Nigerian security officer

Ita Esien Ekpeyong mni (or Ekpenyong) is a Nigerian security officer who served as Director General of the State Security Service from September 2010 to July 2015 under President Goodluck Jonathan.

==Background==
Ekpeyong was born in Cross River State. He studied at the University of Calabar, obtaining a BA (Hons) in History in 1982, and then a master's in Philosophy. He was the first director of the Institute of Security Studies in Abuja, a training school for intelligence officers.
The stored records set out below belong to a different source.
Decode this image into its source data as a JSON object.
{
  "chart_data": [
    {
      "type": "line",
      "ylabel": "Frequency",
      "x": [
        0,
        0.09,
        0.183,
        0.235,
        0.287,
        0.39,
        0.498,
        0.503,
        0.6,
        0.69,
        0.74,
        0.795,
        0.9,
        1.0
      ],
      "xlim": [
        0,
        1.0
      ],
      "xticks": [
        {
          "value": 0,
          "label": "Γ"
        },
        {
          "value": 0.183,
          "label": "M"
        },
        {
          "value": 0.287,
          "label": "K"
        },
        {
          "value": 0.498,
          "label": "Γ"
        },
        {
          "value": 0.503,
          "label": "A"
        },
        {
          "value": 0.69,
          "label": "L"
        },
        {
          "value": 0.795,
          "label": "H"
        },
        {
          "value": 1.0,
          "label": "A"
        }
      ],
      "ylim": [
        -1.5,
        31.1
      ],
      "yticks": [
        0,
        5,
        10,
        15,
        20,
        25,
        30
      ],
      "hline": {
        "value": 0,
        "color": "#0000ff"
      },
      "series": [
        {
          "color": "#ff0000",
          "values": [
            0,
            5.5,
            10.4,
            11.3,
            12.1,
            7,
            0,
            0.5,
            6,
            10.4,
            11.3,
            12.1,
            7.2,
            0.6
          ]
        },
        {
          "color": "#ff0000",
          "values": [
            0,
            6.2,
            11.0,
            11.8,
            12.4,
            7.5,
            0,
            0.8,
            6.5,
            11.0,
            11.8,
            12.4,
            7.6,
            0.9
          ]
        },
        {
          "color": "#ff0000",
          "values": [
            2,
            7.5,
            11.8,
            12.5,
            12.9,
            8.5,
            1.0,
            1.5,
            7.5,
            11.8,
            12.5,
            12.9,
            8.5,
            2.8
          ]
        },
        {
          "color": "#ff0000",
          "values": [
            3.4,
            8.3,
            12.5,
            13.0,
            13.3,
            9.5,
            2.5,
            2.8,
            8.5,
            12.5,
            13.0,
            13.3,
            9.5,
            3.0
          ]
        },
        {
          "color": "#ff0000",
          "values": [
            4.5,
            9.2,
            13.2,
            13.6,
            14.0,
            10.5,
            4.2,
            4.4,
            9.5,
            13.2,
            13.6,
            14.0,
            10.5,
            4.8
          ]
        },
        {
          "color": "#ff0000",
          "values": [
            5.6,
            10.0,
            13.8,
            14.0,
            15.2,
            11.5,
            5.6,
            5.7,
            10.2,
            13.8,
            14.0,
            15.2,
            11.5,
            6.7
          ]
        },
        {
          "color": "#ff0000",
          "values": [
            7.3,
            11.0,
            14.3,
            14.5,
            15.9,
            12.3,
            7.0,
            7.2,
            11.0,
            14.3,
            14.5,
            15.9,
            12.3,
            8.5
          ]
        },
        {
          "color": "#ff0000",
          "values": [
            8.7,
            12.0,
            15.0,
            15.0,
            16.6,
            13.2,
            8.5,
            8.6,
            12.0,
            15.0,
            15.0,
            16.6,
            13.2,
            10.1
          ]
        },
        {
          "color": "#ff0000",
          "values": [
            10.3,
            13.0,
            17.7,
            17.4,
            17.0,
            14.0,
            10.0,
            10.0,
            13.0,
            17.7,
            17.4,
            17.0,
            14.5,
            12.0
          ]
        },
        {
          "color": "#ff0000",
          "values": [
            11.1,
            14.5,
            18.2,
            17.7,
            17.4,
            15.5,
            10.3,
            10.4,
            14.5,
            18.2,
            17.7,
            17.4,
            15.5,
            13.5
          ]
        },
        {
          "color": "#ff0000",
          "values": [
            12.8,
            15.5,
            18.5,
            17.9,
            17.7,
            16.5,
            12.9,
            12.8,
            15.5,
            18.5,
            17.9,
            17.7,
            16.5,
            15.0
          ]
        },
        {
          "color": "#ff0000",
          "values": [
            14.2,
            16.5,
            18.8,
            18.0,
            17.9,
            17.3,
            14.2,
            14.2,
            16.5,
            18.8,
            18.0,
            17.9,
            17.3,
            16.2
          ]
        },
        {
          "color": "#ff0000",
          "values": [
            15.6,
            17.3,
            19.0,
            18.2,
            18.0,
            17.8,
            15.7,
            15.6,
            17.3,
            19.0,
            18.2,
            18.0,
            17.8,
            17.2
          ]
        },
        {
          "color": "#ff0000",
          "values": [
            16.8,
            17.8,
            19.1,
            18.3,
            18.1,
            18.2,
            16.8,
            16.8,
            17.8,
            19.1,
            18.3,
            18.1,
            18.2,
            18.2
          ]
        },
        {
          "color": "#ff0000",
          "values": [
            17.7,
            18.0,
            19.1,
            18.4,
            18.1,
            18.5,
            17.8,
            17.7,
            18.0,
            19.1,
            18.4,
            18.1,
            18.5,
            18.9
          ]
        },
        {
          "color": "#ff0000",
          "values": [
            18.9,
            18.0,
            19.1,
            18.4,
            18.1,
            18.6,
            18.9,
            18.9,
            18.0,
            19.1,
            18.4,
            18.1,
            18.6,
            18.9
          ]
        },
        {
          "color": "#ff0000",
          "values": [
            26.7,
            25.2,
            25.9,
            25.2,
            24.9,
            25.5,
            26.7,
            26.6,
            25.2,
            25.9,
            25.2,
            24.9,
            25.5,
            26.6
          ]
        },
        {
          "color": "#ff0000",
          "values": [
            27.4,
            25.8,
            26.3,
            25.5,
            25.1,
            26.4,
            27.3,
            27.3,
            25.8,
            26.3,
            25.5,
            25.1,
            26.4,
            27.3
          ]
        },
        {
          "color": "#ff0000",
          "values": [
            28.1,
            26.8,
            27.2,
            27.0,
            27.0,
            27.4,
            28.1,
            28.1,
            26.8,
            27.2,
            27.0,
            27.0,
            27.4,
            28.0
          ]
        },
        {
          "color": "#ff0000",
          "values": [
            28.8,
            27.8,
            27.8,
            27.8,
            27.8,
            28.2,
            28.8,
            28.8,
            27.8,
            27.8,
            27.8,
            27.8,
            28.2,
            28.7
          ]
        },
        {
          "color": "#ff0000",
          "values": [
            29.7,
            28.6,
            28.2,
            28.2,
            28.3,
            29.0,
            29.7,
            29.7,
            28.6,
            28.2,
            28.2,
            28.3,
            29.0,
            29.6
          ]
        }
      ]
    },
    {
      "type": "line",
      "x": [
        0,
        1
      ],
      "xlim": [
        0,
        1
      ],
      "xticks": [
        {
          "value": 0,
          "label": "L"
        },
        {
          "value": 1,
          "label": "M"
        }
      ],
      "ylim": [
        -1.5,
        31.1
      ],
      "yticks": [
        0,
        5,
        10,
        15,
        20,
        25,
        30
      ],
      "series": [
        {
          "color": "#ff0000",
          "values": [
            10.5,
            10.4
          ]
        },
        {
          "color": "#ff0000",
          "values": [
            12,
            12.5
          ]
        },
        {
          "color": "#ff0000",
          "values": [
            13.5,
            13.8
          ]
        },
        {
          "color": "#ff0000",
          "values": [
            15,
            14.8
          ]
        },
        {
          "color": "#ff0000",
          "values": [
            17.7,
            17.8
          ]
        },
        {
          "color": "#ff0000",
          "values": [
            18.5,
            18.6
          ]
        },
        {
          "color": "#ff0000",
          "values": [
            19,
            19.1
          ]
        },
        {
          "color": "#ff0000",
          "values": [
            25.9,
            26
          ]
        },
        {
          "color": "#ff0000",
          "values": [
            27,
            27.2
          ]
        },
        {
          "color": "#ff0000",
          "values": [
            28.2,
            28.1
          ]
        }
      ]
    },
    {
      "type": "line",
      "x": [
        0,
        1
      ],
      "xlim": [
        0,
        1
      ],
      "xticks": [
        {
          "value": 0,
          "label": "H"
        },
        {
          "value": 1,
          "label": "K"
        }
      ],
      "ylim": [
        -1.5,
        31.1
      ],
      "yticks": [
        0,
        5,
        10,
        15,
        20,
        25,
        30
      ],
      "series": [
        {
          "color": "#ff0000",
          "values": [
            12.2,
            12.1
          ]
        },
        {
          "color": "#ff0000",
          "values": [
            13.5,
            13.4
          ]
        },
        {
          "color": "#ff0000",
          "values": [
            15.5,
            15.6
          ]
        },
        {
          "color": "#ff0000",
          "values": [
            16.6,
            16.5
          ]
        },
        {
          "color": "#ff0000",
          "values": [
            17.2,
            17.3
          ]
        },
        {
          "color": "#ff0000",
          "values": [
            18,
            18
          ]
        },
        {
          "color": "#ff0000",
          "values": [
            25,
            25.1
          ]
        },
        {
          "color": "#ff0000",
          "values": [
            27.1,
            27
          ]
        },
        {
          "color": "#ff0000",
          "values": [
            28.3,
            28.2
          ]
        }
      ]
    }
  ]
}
He then was appointed director of the Senior Staff Development Centre of the SSS in Bauchi.
Ekpenyong also held position of SSS director in the states of Bauchi, Kwara, Lagos, Anambra and the Federal Capital Territory.
Before he was appointed Director General, he was Acting National Director (Operations) of the SSS.
His efforts at the 2007 governorship election in Anambra State was said to have influenced Jonathan's choice to appoint him.

==Director General of the SSS==
Ekpeyong was appointed Director General of the State Security Service on 7 September 2010 by President Goodluck Jonathan.
Ekpenyong is perceived as likely to improve the public perception of the SSS, which has been negative in the past.
He has said "The frontiers of security management have moved away from the culture of impunity to the friendly frontiers of the rule of law, due process, civility and professionalism ... Democratic changes and their attributes, such as due process, rule of law and respect for human rights, have become very important for us".

After pre-election violence in Benue State in March 2011, the SSS invited prominent people for questioning at SSS headquarters in Abuja. They included Adamu Aleiro, Barnabas Gemade, Iyorchia Ayu, Steve Ugpa, Daniel Saror and PDP Chairman in the state, Dr. Agbo Emmanuel.
The session, held in an underground cell, lasted for about five hours. At one point Ekpenyong ordered the call to be plunged in darkness for ten minutes to show what the leaders would face if the violence persisted.
After the interrogation an SSS spokesperson said "they were invited because investigations revealed that they were behind the present political violence in the state and that after the interrogation, they showed remorse and were mandated to sign an undertaking to give peace a chance in the state".

Before the April 2011 general elections, Ekpeyong discussed factors that could mitigate against free and fair elections.
These included the illegal arms shipments, inflammatory stories in the media, religion, political violence and extremist Islamic sects such as the Boko Haram.
Earlier, he had spoken out against "the denial of venues by some state governments to opposition parties".
He said that the SSS would provide security to all parties throughout the election period, and would ensure that all parties had a level playing field.
On 2 July 2015, Ekpeyong was dismissed by President Muhammadu Buhari and was replaced by Lawal Musa Daura who was a retired State the agency.

== Arrest ==
In August 2018, Ekpeyong was arrested and subsequently released by the Economic Crimes and Financial Commission (EFCC) over alleged complicity in the $2 billion arms deal.